If a threatened writers strike is to be averted tonight, it will almost certainly come down to the bargaining skills of Alliance of Motion Picture & TV Producers president Carol Lombardini. The WGA’s members are angry, feeling scorned by the industry’s current business model – fewer films being produced and fewer episodes of TV shows airing per season. Making matters worse, the WGA health plan is going broke. So Lombardini’s job will be a tough one – to rescue the health plan and get the 350 companies she represents to agree to pony up just enough money to make the WGA just satisfied enough to accept her last, best and final offer.

It’s going to be a close call, but Lombardini has a perfect track record of averting industrywide shutdowns. In her 7 1/2 years as the companies’ chief bargaining representative, she’s negotiated dozens of major contracts without a single strike. The industry’s last strike – the WGA’s 100-day walkout of 2007-2008 – came during the 27-year reign of her predecessor Nick Counter.
Lombardini, who took over after Counter retired in 2009, has been with the AMPTP since its inception in 1982, serving previously as its general counsel and EVP Legal and Business Affairs. So she knows the score.

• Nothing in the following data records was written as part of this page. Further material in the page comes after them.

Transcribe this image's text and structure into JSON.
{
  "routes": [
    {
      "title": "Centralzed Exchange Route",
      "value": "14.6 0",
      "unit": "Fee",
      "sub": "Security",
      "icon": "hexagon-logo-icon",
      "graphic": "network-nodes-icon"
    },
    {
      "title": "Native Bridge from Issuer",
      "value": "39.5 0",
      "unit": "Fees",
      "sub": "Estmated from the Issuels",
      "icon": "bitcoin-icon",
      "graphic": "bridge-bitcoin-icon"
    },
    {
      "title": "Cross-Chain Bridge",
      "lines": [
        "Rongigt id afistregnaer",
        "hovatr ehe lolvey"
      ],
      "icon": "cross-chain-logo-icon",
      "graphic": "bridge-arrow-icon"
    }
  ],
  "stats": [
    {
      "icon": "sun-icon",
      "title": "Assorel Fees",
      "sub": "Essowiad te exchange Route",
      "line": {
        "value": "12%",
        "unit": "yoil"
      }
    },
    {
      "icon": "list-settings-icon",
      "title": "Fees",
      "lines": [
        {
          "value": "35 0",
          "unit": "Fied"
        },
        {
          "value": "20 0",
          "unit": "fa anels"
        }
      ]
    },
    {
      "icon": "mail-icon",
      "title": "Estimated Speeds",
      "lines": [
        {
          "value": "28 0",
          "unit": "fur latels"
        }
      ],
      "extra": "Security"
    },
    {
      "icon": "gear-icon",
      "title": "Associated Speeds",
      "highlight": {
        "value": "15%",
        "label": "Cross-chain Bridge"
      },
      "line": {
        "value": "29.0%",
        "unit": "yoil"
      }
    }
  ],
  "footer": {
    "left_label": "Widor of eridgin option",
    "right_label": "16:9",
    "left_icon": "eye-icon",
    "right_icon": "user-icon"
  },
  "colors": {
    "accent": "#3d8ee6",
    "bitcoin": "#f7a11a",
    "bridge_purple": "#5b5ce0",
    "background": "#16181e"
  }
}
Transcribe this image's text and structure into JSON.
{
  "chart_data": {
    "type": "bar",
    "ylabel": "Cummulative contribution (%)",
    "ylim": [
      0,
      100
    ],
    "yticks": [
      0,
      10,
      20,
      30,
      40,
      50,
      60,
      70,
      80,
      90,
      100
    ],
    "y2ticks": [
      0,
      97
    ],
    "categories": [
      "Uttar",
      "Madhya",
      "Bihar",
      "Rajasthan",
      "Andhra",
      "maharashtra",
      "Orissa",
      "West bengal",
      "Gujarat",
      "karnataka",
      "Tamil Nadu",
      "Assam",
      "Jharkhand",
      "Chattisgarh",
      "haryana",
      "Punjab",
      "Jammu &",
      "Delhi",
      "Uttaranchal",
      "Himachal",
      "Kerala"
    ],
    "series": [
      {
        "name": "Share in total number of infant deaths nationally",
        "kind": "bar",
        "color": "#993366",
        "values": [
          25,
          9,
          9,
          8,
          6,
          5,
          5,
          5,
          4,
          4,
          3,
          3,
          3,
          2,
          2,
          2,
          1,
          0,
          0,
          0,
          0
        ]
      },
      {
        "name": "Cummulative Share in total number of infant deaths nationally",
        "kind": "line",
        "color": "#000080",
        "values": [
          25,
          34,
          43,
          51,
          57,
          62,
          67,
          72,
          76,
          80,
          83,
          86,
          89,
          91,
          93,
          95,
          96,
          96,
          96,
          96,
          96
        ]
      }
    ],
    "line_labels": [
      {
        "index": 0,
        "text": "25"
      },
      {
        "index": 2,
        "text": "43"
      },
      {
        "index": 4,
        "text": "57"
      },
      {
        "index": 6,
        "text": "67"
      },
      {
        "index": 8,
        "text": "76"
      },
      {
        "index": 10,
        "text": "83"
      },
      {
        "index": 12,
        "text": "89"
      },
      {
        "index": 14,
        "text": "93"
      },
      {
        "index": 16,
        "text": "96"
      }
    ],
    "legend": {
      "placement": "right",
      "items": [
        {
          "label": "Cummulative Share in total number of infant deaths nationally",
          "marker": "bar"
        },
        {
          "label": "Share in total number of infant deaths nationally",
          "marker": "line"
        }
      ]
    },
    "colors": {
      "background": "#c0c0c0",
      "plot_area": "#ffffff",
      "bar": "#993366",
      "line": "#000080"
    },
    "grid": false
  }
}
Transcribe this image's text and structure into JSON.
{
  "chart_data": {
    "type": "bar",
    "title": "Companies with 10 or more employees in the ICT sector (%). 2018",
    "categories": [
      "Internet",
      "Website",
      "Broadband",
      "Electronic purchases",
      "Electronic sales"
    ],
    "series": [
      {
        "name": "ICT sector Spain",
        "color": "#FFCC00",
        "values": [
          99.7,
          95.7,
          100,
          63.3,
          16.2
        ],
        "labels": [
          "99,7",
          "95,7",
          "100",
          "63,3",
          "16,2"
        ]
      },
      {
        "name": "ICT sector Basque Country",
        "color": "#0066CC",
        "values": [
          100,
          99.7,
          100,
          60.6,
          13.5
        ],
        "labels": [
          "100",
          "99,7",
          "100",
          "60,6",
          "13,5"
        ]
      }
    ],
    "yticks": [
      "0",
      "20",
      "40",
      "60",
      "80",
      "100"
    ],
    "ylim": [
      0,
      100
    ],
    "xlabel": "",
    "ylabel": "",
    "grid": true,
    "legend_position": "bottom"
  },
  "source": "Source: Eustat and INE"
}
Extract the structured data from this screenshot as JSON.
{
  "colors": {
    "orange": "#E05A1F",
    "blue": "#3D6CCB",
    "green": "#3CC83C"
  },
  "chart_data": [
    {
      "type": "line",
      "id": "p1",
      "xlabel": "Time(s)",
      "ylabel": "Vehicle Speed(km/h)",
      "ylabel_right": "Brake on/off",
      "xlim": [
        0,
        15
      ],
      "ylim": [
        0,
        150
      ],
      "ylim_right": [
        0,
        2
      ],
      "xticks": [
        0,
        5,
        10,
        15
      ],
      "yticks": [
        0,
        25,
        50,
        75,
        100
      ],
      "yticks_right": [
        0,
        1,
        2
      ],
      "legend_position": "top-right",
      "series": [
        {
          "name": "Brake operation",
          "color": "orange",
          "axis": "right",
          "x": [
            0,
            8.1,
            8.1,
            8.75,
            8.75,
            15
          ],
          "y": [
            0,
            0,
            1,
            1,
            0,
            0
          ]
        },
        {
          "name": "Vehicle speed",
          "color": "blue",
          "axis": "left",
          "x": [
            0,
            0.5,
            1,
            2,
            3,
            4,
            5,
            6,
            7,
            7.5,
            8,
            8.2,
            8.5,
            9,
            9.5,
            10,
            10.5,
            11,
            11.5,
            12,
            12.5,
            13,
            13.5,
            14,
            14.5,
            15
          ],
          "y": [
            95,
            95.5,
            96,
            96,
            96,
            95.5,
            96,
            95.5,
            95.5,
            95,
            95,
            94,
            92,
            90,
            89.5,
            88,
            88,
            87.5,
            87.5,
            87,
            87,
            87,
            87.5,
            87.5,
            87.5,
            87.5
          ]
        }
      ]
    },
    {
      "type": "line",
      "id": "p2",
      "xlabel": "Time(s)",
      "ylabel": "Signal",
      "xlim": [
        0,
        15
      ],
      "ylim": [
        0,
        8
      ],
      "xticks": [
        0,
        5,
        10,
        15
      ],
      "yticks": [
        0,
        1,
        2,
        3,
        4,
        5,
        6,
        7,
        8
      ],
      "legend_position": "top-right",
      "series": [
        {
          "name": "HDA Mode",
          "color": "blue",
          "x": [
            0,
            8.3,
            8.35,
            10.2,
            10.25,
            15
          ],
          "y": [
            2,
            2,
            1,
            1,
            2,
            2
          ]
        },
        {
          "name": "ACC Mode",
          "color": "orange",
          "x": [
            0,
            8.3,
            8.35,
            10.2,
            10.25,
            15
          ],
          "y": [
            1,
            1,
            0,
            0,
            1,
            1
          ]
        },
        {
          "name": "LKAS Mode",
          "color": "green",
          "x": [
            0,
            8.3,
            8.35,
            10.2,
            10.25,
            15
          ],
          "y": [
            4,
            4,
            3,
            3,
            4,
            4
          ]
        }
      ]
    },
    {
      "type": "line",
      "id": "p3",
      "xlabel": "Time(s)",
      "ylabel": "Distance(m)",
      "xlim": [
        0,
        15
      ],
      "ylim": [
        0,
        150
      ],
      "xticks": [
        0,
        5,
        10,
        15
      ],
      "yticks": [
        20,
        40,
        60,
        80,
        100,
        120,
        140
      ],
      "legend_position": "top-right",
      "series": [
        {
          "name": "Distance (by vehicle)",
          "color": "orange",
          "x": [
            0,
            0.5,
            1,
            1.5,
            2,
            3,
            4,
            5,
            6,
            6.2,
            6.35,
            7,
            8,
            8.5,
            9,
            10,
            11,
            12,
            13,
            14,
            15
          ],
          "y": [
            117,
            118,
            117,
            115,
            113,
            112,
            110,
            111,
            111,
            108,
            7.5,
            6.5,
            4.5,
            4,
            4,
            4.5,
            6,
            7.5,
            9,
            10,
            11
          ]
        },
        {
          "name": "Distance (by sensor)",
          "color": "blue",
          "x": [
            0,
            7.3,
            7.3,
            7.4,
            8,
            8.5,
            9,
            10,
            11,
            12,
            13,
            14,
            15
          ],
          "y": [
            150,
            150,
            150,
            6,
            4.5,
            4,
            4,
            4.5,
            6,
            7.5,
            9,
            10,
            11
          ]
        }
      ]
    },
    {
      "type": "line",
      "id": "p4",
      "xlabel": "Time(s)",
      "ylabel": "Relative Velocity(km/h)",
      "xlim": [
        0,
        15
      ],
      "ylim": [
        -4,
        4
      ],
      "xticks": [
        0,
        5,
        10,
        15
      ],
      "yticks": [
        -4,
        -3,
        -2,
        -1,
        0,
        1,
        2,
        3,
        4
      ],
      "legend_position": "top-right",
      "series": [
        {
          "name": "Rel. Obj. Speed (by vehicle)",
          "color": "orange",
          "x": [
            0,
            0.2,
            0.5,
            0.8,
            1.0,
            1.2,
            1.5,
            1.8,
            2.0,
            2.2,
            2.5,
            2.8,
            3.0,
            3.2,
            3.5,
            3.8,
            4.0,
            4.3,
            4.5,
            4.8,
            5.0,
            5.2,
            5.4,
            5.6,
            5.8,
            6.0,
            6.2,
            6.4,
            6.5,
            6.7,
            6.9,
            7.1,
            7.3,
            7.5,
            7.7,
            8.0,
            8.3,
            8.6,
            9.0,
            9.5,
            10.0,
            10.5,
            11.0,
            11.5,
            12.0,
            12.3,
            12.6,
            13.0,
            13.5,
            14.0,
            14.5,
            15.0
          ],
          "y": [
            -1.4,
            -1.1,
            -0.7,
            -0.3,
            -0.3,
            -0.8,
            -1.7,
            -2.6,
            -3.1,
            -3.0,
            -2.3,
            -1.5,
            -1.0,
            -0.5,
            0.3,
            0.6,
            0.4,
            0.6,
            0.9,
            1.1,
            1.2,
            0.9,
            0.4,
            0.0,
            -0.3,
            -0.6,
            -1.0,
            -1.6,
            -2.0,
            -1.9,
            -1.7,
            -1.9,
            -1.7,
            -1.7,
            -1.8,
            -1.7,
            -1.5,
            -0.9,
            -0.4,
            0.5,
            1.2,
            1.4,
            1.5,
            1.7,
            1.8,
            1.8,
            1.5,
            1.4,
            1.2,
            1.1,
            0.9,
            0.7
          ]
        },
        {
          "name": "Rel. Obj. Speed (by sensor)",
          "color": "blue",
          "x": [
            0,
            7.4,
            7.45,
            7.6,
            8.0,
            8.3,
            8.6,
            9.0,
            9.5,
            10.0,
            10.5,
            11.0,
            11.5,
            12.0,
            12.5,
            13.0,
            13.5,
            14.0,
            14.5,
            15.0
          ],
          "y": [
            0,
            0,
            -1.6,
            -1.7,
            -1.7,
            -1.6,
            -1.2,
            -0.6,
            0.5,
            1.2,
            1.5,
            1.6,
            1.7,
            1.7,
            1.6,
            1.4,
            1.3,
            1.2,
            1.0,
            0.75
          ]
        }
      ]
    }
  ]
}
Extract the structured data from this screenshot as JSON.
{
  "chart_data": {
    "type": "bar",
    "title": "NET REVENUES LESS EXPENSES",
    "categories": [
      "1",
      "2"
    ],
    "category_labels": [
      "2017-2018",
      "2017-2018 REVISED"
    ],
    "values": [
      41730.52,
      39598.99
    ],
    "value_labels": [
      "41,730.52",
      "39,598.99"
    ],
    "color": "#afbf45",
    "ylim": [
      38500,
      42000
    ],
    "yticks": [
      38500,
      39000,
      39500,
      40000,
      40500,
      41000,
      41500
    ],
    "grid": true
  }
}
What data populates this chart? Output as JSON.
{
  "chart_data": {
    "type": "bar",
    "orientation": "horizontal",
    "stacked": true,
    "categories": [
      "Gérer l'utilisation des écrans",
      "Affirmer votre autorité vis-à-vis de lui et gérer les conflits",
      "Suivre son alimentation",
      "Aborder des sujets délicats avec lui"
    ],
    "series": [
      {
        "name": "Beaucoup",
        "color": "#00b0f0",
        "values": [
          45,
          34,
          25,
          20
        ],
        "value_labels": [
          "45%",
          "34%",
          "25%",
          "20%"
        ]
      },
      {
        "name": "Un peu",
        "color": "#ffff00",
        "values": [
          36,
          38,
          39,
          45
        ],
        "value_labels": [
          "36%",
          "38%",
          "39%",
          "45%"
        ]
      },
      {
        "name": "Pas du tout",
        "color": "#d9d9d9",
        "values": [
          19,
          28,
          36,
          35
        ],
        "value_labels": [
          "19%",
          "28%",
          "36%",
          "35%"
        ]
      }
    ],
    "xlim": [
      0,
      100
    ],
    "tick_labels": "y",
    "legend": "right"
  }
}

But to keep her track record perfect, she’ll have to persuade the companies to dig a little deeper to find the money needed to keep the production line moving, and to convince the WGA the companies will go only this far and no farther.
If both sides come to fully understand each other’s true bottom lines, it becomes more like a game of chess, where all the pieces are in full view, rather than a game of poker, where the cards are hidden and bluffing a bad hand can lead to financial ruin. In poker, one side wins and the other loses, every time. But in chess, there’s a third option — a draw. And that may be the best both sides can wish for tonight.
The first sign that a deal may be at hand could come tonight if the two sides agree to extend the contract to allow bargaining to continue past midnight PT, when the WGA’s current film and TV contract expires.